Otherwise, an overlap amount "m" becomes small.
[0067] When the move timing of the instruction information is set
to be at a cycle "Xn-m'", a concrete demerit thereof is that
"m'.ltoreq.n-m", namely, "m+m'.ltoreq.n" when a period when the
information of the latch of the instruction information 2 is held
is focused as for the preceding instruction executing the composite
multi-cycle operation and the succeeding instruction executing the
composite multi-cycle operation. Namely, the minimum value of the
value of "n" becomes large, or the overlap amount "m" becomes
small.
[0068] Note that when the latch of the instruction information 1 is
focused, "n-m'.ltoreq.n-m", namely "m.ltoreq.m'". It is therefore
preferable to be "m=m'".
[0069] At the cycle X1 of the succeeding instruction performing the
composite multi-cycle operation, the instruction information 1 is
set at the latch as same as the preceding instruction executing the
composite multi-cycle operation. The instruction information 1 is
held for a period when the composite multi-cycle arithmetic
operation is executed. When the preceding instruction becomes the
cycle Xn, the arithmetic process finishes, and contents of the
latch holding the instruction information 2 moves to a latch
corresponding to a succeeding instruction process stage which is
not illustrated.
[0070] The "m" clock cycles between a cycle "Xn-m+1" to the cycle
Xn of the preceding instruction executing the composite multi-cycle
operation is executed while being overlapped with the arithmetic
process ("m" cycles after the cycle X1) of the succeeding
instruction executing the composite multi-cycle operation, and the
throughput of the arithmetic unit 28 is improved. For example, the
throughput when the instructions each using the composite
multi-cycle operation are continuously executed becomes "n/(n-m)"
times.
[0071] Next, a case when the succeeding instruction is an
instruction using the composite multi-cycle operation is described.

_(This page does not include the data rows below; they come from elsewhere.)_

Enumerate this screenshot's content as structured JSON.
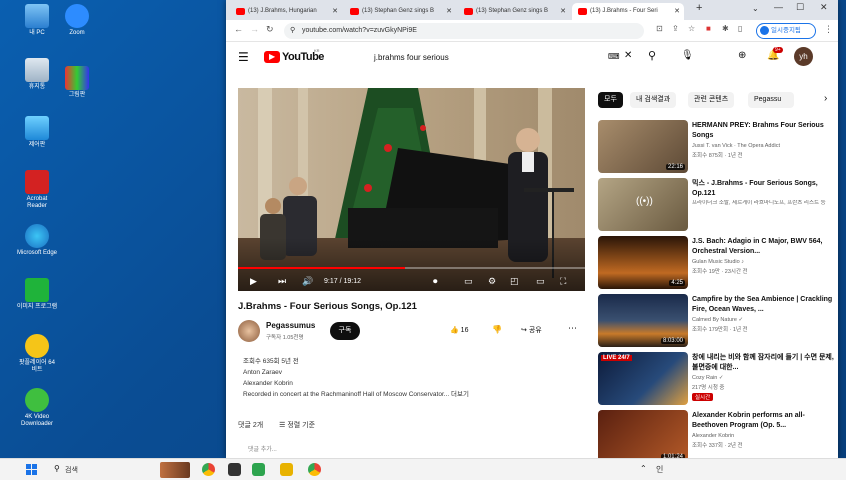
{
  "desktop": {
    "icons": [
      {
        "label": "내 PC"
      },
      {
        "label": "Zoom"
      },
      {
        "label": "휴지통"
      },
      {
        "label": "그림판"
      },
      {
        "label": "제어판"
      },
      {
        "label": "Acrobat Reader"
      },
      {
        "label": "Microsoft Edge"
      },
      {
        "label": "이미지 프로그램"
      },
      {
        "label": "팟플레이어 64 비트"
      },
      {
        "label": "4K Video Downloader"
      }
    ]
  },
  "browser": {
    "tabs": [
      {
        "label": "(13) J.Brahms, Hungarian"
      },
      {
        "label": "(13) Stephan Genz sings B"
      },
      {
        "label": "(13) Stephan Genz sings B"
      },
      {
        "label": "(13) J.Brahms - Four Seri"
      }
    ],
    "url": "youtube.com/watch?v=zuvGkyNPi9E",
    "profile_label": "일시중지됨"
  },
  "youtube": {
    "logo": "YouTube",
    "logo_sup": "KR",
    "search_value": "j.brahms four serious",
    "notif_count": "9+",
    "avatar": "yh",
    "player": {
      "time": "9:17 / 19:12",
      "progress": 0.48
    },
    "video_title": "J.Brahms - Four Serious Songs, Op.121",
    "channel": {
      "name": "Pegassumus",
      "subs": "구독자 1.05천명",
      "subscribe": "구독"
    },
    "likes": "16",
    "share": "공유",
    "description": {
      "meta": "조회수 635회  5년 전",
      "lines": [
        "Anton Zaraev",
        "Alexander Kobrin",
        "Recorded in concert at the Rachmaninoff Hall of Moscow Conservator..."
      ],
      "more": "더보기"
    },
    "comments": {
      "count": "댓글 2개",
      "sort": "정렬 기준",
      "add": "댓글 추가..."
    },
    "chips": [
      "모두",
      "내 검색결과",
      "관련 콘텐츠",
      "Pegassu"
    ],
    "recommendations": [
      {
        "title": "HERMANN PREY: Brahms Four Serious Songs",
        "channel": "Jussi T. van Vick · The Opera Addict",
        "meta": "조회수 875회 · 1년 전",
        "duration": "22:16",
        "live": ""
      },
      {
        "title": "믹스 - J.Brahms - Four Serious Songs, Op.121",
        "channel": "프라이더크 소발, 세르게이 라흐마니노프, 프란츠 리스트 등",
        "meta": "",
        "duration": "",
        "live": ""
      },
      {
        "title": "J.S. Bach: Adagio in C Major, BWV 564, Orchestral Version...",
        "channel": "Gulan Music Studio ♪",
        "meta": "조회수 19만 · 23시간 전",
        "duration": "4:25",
        "live": ""
      },
      {
        "title": "Campfire by the Sea Ambience | Crackling Fire, Ocean Waves, ...",
        "channel": "Calmed By Nature ✓",
        "meta": "조회수 179만회 · 1년 전",
        "duration": "8:03:00",
        "live": ""
      },
      {
        "title": "창에 내리는 비와 함께 잠자리에 들기 | 수면 문제, 불면증에 대한...",
        "channel": "Cozy Rain ✓",
        "meta": "217명 시청 중",
        "duration": "",
        "live": "LIVE 24/7",
        "badge": "실시간"
      },
      {
        "title": "Alexander Kobrin performs an all-Beethoven Program (Op. 5...",
        "channel": "Alexander Kobrin",
        "meta": "조회수 337회 · 2년 전",
        "duration": "1:01:24",
        "live": ""
      }
    ]
  },
  "taskbar": {
    "search": "검색",
    "tray": "인"
  }
}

When the succeeding instruction is the multi-cycle arithmetic
instruction, the arithmetic latency is determined by the "k+m"
cycles before the arithmetic operation finish, and the arithmetic
operation finish pre-notice signal is notified at the cycle
"Xn-k-m" from the arithmetic unit control circuit 27 to the
instruction issuance control unit 26. The issuance suppression
signal setting unit 38 resets the issuance suppression signal to
"0" (zero) when the valid flag of the latch holding the instruction
information 1 indicates that the instruction is valid, the
instruction kind indicates that it is the instruction using the
composite multi-cycle operation, and the instruction state is at
the cycle "Xn-p-m". Here, a pre-and-post relationship of time
between the cycle Xn of the preceding instruction and the cycle
"Xn-p-m" of the succeeding instruction is indefinite.

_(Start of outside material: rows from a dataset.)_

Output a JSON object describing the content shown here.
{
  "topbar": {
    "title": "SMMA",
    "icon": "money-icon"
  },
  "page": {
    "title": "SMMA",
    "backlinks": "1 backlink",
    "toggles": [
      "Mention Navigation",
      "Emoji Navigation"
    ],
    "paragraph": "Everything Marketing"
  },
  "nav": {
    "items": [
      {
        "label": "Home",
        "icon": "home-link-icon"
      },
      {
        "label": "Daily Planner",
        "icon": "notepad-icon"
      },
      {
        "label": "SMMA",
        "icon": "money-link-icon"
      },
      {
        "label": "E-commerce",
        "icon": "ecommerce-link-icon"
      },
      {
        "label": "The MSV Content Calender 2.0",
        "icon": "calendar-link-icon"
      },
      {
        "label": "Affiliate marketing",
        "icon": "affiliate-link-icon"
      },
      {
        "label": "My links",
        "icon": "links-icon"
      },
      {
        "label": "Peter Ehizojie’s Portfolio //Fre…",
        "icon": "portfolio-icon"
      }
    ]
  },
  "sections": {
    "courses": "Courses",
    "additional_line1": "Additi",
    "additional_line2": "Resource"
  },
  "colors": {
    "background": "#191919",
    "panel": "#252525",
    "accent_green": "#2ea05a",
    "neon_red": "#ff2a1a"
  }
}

[0072] When the valid flag of the latch holding the instruction
information 1 indicates that the instruction is valid, and the
instruction state is at the cycle "Xn-m", the contents of the latch
holding the instruction information 1 moves to the latch holding
the instruction information 2. The information of the preceding
instruction already moves away from the latch holding the
instruction information 2, and they do not collide. Here, when the
latches of the instruction information 1, 2 are held, a restriction
of "m<=n-m" is assumed.
[0073] FIG. 16 is a view illustrating a case when the preceding
instruction is a composite multi-cycle operation and the succeeding
instruction is a pure multi-cycle operation. The composite
multi-cycle operation of the preceding instruction is the same as
the preceding instruction in FIG. 15. The pure multi-cycle
operation of the succeeding instruction is the same as the pure
multi-cycle operation 81 in FIG. 8, and it is the unshared
multi-cycle operation in which the plural second staging latches 51
are held, the plural clocks are required for the transition of data
between the plural second staging latches 51, and the combinational
circuits 52 each positioning between the plural second staging
latches 51 are not shared by circuits of the arithmetic unit 28
used for another instruction. A timing chart in FIG. 16 is the same
as the timing chart in FIG. 15 until the cycle "Xn-k-m" of the
succeeding instruction. Hereinafter, points in which FIG. 16 is
different from FIG. 15 are described.
[0074] The succeeding instruction (pure multi-cycle operation) is
issued at a timing of the cycle "Xn-p-m+2" of the preceding
instruction executing the composite multi-cycle operation. In FIG.
16, a reset timing of the issuance suppression signal resulting
from the state of the succeeding instruction changes from FIG. 15.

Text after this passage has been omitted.